A Bull**** Article About Bull****
Reporting in the San Jose MercNews, journo-greenie Paul Rodgers hyperventilates:
The study reportedly found no such incidence of E. coli when cattle weren't around. I don't believe it, and I don't believe that Rogers didn't bother to ask ... or bother to report the answer to, in any case ... the obvious question: Does a bear poop in the woods?Bay Area hikers heading to the Sierra Nevada this summer should be extra careful about where they find their drinking water, particularly if cows are nearby.

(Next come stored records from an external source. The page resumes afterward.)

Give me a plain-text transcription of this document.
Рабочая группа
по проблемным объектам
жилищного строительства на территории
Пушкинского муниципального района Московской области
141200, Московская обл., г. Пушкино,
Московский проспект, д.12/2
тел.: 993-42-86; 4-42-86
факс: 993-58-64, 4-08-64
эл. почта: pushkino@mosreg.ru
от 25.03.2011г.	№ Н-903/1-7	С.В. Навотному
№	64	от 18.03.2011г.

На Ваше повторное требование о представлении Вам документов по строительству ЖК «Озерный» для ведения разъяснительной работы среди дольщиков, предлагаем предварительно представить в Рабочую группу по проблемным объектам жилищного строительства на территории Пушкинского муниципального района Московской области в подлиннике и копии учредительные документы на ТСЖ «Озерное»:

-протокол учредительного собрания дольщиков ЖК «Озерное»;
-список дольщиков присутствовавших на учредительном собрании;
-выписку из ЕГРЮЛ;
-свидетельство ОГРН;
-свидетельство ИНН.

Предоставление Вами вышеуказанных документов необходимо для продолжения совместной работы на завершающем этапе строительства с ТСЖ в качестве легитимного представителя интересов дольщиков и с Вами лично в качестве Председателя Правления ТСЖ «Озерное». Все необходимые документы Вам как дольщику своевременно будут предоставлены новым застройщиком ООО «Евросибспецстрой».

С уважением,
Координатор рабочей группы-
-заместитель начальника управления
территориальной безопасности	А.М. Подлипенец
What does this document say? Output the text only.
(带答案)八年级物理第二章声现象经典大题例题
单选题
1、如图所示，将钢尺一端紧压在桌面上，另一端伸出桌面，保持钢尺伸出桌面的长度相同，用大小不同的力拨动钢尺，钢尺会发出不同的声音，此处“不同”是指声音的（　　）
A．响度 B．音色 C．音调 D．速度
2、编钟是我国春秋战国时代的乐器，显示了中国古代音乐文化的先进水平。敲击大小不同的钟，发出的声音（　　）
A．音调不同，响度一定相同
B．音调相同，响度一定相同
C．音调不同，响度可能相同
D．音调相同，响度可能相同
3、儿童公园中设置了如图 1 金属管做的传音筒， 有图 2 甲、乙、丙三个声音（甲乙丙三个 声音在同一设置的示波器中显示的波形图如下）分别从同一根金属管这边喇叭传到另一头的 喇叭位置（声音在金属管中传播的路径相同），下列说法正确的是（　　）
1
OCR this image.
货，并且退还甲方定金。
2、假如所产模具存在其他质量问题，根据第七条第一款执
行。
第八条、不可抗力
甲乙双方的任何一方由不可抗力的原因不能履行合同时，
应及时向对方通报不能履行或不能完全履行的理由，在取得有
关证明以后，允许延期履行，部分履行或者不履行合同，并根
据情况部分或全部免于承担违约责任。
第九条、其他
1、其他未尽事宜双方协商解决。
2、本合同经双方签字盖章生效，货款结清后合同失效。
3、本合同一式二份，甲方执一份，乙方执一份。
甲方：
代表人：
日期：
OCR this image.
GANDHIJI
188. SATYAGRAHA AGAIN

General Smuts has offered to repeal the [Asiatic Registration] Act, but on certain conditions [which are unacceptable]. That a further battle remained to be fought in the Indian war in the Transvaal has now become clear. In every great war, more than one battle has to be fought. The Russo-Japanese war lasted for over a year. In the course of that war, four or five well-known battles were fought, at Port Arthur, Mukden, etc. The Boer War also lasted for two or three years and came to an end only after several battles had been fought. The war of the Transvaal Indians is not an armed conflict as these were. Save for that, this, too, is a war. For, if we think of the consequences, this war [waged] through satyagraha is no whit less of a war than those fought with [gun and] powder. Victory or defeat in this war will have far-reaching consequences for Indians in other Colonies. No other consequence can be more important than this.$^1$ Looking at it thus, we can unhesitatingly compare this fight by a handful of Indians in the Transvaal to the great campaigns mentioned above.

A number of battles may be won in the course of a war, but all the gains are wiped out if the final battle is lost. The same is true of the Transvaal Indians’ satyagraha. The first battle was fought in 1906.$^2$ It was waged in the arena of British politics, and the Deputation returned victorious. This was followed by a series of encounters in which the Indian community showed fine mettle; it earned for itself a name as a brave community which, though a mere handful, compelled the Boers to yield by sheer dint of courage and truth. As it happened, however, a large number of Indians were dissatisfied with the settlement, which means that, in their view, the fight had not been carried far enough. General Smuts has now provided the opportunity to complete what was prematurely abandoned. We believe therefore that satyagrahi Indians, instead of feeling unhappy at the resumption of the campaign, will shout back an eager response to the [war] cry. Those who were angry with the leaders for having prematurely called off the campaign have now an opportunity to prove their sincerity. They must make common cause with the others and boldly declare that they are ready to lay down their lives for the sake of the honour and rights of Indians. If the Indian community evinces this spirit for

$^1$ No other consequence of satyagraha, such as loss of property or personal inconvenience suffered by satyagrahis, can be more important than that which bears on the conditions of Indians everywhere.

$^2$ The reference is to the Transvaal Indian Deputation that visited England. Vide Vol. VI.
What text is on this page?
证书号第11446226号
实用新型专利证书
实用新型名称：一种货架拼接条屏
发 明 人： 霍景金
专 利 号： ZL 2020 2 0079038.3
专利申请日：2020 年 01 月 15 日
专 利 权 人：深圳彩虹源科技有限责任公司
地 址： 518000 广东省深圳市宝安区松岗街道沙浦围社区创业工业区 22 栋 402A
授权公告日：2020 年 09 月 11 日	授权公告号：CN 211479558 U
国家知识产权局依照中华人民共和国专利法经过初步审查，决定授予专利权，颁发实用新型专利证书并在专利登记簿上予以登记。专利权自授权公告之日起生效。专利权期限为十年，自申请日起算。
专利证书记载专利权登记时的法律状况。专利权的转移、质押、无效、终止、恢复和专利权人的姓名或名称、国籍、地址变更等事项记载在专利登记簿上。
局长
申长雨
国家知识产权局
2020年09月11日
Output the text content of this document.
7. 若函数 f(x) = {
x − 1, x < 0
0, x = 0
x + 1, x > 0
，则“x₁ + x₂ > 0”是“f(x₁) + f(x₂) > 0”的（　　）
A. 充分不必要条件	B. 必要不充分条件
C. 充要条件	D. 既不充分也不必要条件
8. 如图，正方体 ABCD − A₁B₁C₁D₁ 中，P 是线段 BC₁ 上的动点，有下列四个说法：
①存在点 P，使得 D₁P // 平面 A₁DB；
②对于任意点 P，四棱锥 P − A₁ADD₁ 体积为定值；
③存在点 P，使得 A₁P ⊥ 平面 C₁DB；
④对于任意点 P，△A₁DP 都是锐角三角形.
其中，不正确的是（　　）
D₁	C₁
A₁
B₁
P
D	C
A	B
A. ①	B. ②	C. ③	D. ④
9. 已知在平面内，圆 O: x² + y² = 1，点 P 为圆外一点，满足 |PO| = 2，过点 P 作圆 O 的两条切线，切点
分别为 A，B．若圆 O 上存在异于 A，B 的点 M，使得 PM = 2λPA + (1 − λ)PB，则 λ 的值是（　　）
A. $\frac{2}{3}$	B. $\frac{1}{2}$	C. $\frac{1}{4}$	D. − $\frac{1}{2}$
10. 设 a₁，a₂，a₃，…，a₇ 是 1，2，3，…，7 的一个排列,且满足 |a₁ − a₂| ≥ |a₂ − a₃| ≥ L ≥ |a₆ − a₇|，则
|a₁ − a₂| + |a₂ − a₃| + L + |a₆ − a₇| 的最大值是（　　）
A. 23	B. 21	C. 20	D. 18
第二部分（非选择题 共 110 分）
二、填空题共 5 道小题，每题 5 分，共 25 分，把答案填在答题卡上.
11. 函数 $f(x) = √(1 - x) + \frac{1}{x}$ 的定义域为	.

That's the upshot of a new study that found cattle-grazing in national forests between Lake Tahoe and Mount Whitney is the leading source of E. coli contamination in Sierra streams and lakes.
In fact, nearly every stream and lake frequented by cattle or pack animals contained unsafe levels of E. coli -- a bacterium found in livestock waste that can produce severe stomach illness and even kidney failure in humans.
I saw a study of E. coli in ocean water in which DNA analysis was used to determine the source of the E. coli. While enviros would like us to think it all came from urban runoff (i.e., human, dogs, etc.), in fact it came primarily from sea mammals, followed by sea birds.
So I'd like to ask this study's author, Robert Derlet of UC Davis, why just cattle? Why not E. coli from squirrels, elk, bears, deer, rabbits, coyotes, pumas, skunks, birds, snakes and all the other wild critters for whom we are protecting these wilderness areas? Are they carefully burying their waste? Using outhouses? Just holding it in?
The enviro agenda calls for moving cattle out of national forests because it's supposedly so destructive of Earth Goddesses. (Greenies also call land that's been grazed for decades "pristine wilderness" if it's slated for development -- go figger.)
Derlet's study, published in Wilderness and Environmental Medicine, for cryin' out loud, seems to be agenda-fodder, not real science.